30 novembro 2017

RESISTÊNCIA TRANSVIADA: o grito de liberdade contra o conservadorismo na cena roqueira

Por Karine Campanille / Fotos: Juliana Marota

Xerxes 
O Resistência Transviada foi um evento idealizado por e para pessoas LGBTQI+ (lésbicas, gays, bissexuais, transvesti gêneros, queers, intersexuais e outros), com intuito de dar visibilidade para bandas que tem integrantes que se enquadram na sigla, assim como dividir o espaço com variantes de nossa cultura, como apresentação de drag queens e o mais importante de tudo, fazer um evento seguro pra pessoas que curtem vertentes de punk e metal e não frequentam eventos voltados a esses estilos musicais por não se sentirem totalmente acolhidas e seguras. Quando digo "seguras" é por razões que talvez algumas pessoas heterossexuais e cisgêneras (cujo gênero é o mesmo que o designado em seu nascimento) julgam ser 'vitimismo', 'frescura', 'mimimi'.

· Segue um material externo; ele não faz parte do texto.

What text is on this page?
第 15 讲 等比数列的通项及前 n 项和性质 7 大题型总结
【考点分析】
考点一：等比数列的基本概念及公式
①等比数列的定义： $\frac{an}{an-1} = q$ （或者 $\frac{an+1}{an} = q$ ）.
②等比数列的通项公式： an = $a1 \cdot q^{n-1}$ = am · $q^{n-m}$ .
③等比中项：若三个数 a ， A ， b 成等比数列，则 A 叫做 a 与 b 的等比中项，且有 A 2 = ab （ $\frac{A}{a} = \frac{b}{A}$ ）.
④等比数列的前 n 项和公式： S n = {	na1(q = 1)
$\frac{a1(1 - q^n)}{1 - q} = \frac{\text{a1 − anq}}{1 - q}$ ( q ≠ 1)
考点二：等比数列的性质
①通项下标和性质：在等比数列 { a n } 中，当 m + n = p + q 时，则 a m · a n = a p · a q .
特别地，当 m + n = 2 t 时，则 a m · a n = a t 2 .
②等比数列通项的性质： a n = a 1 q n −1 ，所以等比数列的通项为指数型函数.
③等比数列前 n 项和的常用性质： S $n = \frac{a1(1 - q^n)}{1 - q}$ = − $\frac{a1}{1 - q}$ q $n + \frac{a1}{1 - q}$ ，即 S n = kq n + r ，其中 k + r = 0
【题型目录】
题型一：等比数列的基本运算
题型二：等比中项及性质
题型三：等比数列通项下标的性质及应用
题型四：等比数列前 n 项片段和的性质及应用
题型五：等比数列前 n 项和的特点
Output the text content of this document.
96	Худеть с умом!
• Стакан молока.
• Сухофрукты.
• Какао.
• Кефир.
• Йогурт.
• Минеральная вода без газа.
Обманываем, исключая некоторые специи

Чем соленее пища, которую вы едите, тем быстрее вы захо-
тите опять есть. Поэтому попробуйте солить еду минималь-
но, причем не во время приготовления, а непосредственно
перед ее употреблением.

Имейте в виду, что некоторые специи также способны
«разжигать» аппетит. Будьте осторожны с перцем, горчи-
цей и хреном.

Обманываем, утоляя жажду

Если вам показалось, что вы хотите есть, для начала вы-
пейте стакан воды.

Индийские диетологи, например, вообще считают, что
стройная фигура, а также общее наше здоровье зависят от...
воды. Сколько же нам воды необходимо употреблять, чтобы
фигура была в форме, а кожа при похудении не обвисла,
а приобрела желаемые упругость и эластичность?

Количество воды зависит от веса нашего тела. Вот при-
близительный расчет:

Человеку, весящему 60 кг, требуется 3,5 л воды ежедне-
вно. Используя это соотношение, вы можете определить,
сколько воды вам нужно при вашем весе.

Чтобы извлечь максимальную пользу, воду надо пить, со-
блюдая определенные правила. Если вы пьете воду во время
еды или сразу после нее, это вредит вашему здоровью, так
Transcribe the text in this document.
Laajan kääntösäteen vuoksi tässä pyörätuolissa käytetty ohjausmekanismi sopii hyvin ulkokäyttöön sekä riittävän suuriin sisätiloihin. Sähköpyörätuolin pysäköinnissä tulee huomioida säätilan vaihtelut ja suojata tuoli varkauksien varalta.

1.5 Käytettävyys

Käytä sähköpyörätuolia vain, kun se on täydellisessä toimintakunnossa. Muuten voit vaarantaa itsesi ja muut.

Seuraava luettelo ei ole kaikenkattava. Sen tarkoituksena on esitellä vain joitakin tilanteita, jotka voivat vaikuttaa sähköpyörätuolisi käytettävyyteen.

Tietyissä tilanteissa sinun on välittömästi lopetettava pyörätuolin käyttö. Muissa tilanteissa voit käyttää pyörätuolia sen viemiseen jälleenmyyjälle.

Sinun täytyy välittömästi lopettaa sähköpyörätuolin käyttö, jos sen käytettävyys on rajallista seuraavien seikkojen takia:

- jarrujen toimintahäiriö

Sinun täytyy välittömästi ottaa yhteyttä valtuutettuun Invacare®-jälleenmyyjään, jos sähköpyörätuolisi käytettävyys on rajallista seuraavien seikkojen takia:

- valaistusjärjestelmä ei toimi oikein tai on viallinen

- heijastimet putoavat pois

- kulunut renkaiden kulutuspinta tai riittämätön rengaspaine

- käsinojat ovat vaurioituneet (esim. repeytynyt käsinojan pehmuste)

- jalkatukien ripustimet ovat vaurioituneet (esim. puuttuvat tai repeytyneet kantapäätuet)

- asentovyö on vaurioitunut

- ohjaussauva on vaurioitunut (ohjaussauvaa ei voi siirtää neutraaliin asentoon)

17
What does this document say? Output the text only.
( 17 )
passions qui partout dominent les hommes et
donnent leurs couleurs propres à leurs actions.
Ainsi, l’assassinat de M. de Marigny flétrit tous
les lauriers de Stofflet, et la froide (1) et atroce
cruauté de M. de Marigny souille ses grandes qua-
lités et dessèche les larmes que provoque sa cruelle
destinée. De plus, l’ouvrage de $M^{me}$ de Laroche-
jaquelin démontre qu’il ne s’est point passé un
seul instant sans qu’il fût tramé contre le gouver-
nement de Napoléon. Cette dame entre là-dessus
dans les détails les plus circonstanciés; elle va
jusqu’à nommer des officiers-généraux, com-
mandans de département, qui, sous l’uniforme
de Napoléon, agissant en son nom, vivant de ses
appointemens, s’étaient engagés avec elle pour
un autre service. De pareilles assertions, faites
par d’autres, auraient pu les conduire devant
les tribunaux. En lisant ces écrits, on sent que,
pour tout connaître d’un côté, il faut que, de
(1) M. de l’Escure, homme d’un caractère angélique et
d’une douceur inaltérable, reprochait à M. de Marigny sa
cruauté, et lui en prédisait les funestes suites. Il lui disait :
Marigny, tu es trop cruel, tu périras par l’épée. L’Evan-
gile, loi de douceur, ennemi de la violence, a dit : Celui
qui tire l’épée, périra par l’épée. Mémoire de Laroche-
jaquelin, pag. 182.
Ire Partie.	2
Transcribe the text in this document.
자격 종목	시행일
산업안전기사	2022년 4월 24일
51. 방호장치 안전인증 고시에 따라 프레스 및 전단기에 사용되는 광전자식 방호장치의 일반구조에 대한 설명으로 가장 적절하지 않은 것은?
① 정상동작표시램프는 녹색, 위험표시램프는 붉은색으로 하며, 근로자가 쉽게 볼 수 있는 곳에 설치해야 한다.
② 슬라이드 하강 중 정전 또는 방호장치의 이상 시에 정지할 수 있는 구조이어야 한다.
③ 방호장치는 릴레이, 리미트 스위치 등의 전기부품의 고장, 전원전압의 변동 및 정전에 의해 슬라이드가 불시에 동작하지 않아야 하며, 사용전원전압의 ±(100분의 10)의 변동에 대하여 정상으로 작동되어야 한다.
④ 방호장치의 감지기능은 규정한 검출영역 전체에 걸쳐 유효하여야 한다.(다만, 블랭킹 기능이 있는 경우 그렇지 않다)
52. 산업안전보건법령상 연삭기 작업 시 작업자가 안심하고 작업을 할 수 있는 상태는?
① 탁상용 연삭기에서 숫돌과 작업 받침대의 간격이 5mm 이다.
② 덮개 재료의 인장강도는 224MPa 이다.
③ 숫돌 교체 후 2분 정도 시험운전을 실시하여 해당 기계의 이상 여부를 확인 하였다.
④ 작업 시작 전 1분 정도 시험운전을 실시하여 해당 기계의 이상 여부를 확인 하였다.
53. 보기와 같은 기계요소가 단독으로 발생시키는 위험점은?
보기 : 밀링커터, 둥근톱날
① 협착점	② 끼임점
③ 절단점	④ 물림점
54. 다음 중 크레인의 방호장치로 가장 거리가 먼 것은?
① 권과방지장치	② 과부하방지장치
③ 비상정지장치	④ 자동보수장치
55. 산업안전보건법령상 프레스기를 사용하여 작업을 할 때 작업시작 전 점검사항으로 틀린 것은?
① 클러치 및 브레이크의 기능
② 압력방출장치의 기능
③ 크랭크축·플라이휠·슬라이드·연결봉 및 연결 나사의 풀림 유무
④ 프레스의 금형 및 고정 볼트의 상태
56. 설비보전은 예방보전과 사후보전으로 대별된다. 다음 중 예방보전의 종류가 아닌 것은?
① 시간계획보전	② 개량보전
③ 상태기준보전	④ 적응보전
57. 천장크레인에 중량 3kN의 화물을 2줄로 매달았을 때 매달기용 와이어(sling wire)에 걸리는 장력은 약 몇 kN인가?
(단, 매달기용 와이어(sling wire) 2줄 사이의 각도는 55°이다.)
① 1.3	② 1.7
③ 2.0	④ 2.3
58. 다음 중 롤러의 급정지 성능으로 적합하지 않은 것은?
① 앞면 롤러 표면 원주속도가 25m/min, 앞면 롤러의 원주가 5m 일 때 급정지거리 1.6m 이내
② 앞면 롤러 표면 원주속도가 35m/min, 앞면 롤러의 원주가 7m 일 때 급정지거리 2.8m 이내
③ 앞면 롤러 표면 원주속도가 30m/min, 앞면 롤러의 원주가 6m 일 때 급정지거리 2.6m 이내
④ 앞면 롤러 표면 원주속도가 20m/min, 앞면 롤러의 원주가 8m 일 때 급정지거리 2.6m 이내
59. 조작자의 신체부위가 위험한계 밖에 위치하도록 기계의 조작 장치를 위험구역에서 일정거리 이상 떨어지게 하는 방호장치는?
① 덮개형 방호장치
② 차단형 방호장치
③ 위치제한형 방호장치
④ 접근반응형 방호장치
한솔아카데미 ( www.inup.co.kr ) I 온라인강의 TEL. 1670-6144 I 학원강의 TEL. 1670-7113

Porém, a questão é que em nenhum evento "tradicional", pessoas LGBTQI+ se sentem livres para, de repente, se pegar nuns beijos; pois se for um casal de homens a probabilidade de serem hostilizados é enorme, se for de mulheres ainda rola fetichização por parte de muitos homens cis, se forem pessoas trans ou queer suas identidades de gênero são desrespeitadas (tem lugar que rola proibição de se usar os banheiros de acordo com o gênero que a pessoa se identifica), além de piadas machistas, homofóbicas, transfóbicas, misóginas, olhares de reprovação, ou seja, comportamentos que a sociedade sujeita essas pessoas, portanto, muitas na hora de escolher um lugar pra se divertir acabam escolhendo até aqueles que elas não curtem o som, mas são bem recebidas.


Quantas vezes não convidei amigos e amigas minhas LGBTQ pra alguma gig que eu ia tocar e me disseram que não colavam mais por já terem passado por experiências ruins? Isso me deu um estralo que estava na hora de se fazer um evento voltado para nós, pois infelizmente ainda é necessário um evento separado e exclusivo pra esse público com os sons que gostamos, que não são só as divas pop. Nisso, no meio desse ano eu e mais três amigas envolvidas na cena underground punk e metal formamos um coletivo pra colocar esse evento em prática.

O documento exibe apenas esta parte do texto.